The Great Khan's face brightened.
Strangely, those words gave not despair, but relief.
When people wait for something that will not come, they despair.
But once they know from the beginning that it will not come, they can gather their strength into what they already hold.
There was no reason to wait for soldiers who would not come.
They had to feed, clothe, arm, and train the soldiers they had now.

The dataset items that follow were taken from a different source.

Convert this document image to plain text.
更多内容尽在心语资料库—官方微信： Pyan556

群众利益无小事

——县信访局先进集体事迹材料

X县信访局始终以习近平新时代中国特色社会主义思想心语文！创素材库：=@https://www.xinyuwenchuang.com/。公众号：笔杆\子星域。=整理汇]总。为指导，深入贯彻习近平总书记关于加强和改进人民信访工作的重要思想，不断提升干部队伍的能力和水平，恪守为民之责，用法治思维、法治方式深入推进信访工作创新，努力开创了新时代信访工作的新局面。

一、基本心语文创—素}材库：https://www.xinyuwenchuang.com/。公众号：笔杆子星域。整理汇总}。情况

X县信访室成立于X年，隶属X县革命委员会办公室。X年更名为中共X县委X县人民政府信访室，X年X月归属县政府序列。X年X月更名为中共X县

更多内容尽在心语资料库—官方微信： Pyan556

Yeongu continued speaking.
"Will five thousand more make things better? Or ten thousand? I keep repeating the same thing. Right now there are twenty meng'an. We must properly arm them, feed their horses, fill their bows and arrows, and repair their spear shafts and armor. If we leave the soldiers we already have idle while waiting for those newly joining, that is the greater loss."
It sounded like he was just rambling, but Yeongu's meaning was clear.
Do not wait for more troops to come.
Properly prepare the army already present.
Because he could not say that straight, he had only mixed possible and impossible words together and repeated them.
In the end, it meant they should fight with the soldiers they had and do their utmost.
That was Lee Yeongu.
The Great Khan suddenly took Yeongu's hand.
His large, rough hand wrapped around Yeongu's.
"You came well. You returned well."
Yeongu lowered himself with a slightly flustered face.
"Thank you."
The Great Khan did not release his hand.
There was a light in his eyes different from earlier.
On the face of a man who had lost sages, placated generals, built the palace fortress of a new country, and waited for Liao's army of hundreds of thousands, sincere relief appeared for the first time in a long while.
"I feel as though I have gained something greater than a heavenly army and ten thousand horses."